Abstract

To the Editor
Psychosis is a rare neuropsychiatric com-plication of hypothyroidism, described in the 1800s (Ord, 1888). Published reports of myxoedema psychosis describe a range of possible clinical presentations, featuring combinations of paranoia, visual hallucinations, mania, confusion and delusions. Definitive treatment constitutes thyroxine replacement and some clinicians report that adjunctive antipsychotics assist or accelerate recovery (Hynicka, 2015). Neuropsychiatric sequelae of hypothyroidism may persist despite treatment, due to irreversible damage secondary to chronic metabolic changes (Azzopardi et al., 2010).
A 32-year-old woman presented to hospital following a minor motor vehicle accident, without physical injuries. She was hypervigilant with marked psychomotor agitation, requiring intramuscular droperidol and physical restraint. This occurred in the context of new visual hallucinations, paranoia, bizarre delusions, disorganised thoughts and impulsivity for 14 days beforehand. There was no prior history of depression, mania or psychosis. She denied any physical symptoms or medical comorbidities. Physical examination and vital signs were unremarkable. She denied illicit substance use and urine drug screening returned negative.
Her psychiatric symptoms resolved spontaneously without further psychiatric intervention. An organic screen for psychosis, including brain imaging, was performed; however, thyroid function tests (TFTs) were inadvertently omitted. Her discharge diagnosis was a brief reactive psychosis.
She re-presented 1 week later, appearing perplexed with paranoid delusions and fluctuating consciousness. TFTs identified a thyroid-stimulating hormone (TSH) of 246.6 mU/L (0.30–5.00) and undetectable T4 < 5.4 pmol/L (9.1–19.6). Other organic screening tests were normal. Collateral history revealed primary hypothyroidism untreated for 20 years. Endocrinology consultation identified physical manifestations of hypothyroidism with delayed relaxation of deep tendon reflexes, cool dry skin and profound psychomotor slowing. Her thyroid was non-tender and unenlarged; her vital signs, cardiac and respiratory examinations, were unremarkable.
Twice-weekly intramuscular levothyroxine (due to refusal of oral therapy) and daily olanzapine (15 mg) were prescribed. Facial angioedema prompted a change from olanzapine to risperidone 2 mg daily. Transition to oral thyroxine occurred once appropriate. Cognitive screening using the Montreal Cognitive Assessment improved from 17/30 on day 3 to 29/30 on day 15. She was discharged on day 16 without thought disorder, perceptual disturbance, paranoia or delusions. Her TSH reduced to 0.82 mU/L and T4 increased to 9.5 pmol/L. Community monitoring by Psychiatry and Endocrinology demonstrated stability without re-emergence of neuropsychiatric symptoms, permitting cessation of risperidone.

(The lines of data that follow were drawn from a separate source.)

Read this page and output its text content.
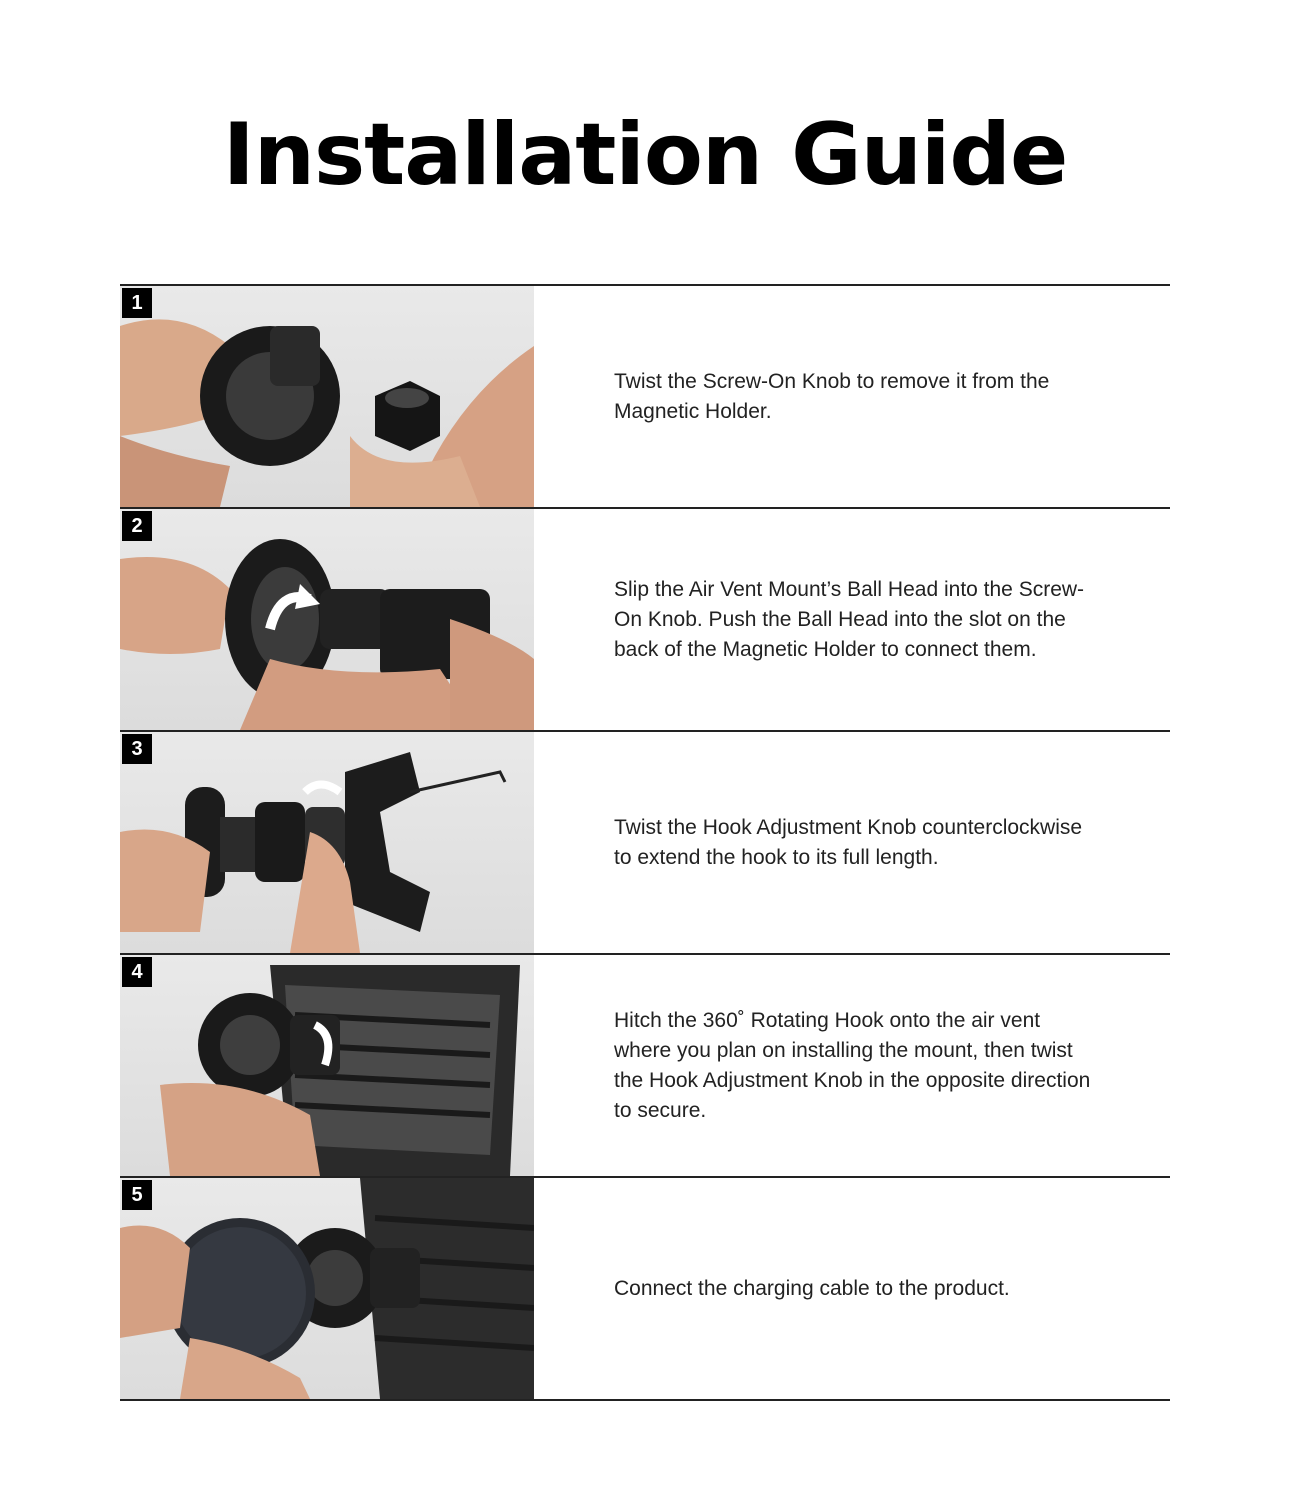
Installation Guide
1
Twist the Screw-On Knob to remove it from the Magnetic Holder.
2
Slip the Air Vent Mount’s Ball Head into the Screw-On Knob. Push the Ball Head into the slot on the back of the Magnetic Holder to connect them.
3
Twist the Hook Adjustment Knob counterclockwise to extend the hook to its full length.
4
Hitch the 360˚ Rotating Hook onto the air vent where you plan on installing the mount, then twist the Hook Adjustment Knob in the opposite direction to secure.
5
Connect the charging cable to the product.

This case highlights the importance of consistently performing a complete organic screen when approaching a ‘first-episode psychosis’. This case is an unusual report of psychosis due to hypothyroidism masquerading as a primary psychiatric disorder.
Footnotes
Declaration of Conflicting Interests
The author(s) declared no potential conflicts of interest with respect to the research, authorship and/or publication of this article.
Funding
The author(s) received no financial support for the research, authorship and/or publication of this article.